Autres romans, autres phrases, cette fois tirées de « Tropique du Cancer », racontant ses aventures à Paris, à la fois rocambolesques et tragiques :

-  En France, on s’habitue à ne rien faire. On s’assied sur son dossier et on gémit tout le jour. On se contamine. On pourrit.

-  Ce dont un artiste a vraiment besoin, c’est de solitude.

-  Quand le Printemps arrive à Paris, le plus humble mortel a vraiment l’impression qu’il habite au Paradis !

-  Une poussée formidable vers la création, mais d’une incohérence absolue ((New York).

-  Aux USA, chaque individu est du bois dont on fait les Présidents. Ici (en France), c’est différent. Ici, chaque individu est potentiellement un zéro. (…) Mais c’est justement parce que les chances sont toutes contre vous, justement parce qu’il y a si peu d’espoir, que la vie est douce ici.

Tropique du Capricorne

Ce roman paru en 1939 est parfois assez difficile à lire, assez confus.

Nous frôlons parfois le délire total !

Quelques phrases intéressantes, à méditer :

-  Nous sommes beaucoup plus chargés de sens lorsque nous babillons comme l’enfant que lorsque nous nous comportons en monstres d’intelligence.

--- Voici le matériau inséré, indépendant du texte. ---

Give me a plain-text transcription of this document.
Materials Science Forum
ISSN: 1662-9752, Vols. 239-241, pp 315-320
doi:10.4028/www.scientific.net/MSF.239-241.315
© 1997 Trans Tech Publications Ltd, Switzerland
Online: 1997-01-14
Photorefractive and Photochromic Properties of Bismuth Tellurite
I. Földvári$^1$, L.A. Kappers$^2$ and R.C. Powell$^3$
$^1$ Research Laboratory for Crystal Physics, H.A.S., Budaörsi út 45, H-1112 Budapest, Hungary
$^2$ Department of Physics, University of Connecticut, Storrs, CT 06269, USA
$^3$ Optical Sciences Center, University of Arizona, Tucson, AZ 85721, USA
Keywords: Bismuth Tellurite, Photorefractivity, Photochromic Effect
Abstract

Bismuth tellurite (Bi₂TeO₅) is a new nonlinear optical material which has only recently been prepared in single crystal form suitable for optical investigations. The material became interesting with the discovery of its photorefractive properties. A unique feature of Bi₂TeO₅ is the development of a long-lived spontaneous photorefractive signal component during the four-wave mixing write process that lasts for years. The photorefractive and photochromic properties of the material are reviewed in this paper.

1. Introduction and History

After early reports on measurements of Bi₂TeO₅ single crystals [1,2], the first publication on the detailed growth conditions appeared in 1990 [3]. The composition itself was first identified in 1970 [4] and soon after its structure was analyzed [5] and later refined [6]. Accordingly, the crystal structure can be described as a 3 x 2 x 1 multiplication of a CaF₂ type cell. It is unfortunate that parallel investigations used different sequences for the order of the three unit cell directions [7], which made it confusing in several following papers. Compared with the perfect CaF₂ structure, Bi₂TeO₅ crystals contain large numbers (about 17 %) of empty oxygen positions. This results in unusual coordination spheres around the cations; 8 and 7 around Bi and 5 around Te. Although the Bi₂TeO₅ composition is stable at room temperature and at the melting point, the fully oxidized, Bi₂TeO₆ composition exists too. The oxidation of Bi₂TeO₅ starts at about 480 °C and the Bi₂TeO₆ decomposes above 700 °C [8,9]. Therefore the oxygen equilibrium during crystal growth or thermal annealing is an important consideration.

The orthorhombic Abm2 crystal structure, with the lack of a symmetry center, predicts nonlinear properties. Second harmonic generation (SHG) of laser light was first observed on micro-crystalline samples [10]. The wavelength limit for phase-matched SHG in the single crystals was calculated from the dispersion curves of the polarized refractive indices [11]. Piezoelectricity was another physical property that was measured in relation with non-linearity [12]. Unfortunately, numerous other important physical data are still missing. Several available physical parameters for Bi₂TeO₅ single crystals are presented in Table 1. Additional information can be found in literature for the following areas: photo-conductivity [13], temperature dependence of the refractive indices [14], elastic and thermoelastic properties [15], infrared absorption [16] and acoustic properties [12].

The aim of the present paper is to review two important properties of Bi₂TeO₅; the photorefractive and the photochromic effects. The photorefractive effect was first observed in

-  Je n’ai rien gagné à l’élargissement de ce monde ; j’y ai perdu. Ce que je veux, c’est élargir en moi l’enfant, dépasser l’enfance dans le sens opposé. Je veux que mon développement se poursuive dans le sens contraire à la normale.

-  Mon seul but dans la vie est d’approcher Dieu, c’est à dire d’arriver plus près de moi-même.

(Pourtant Henry Miller est connu (et reconnu) pour son athéisme).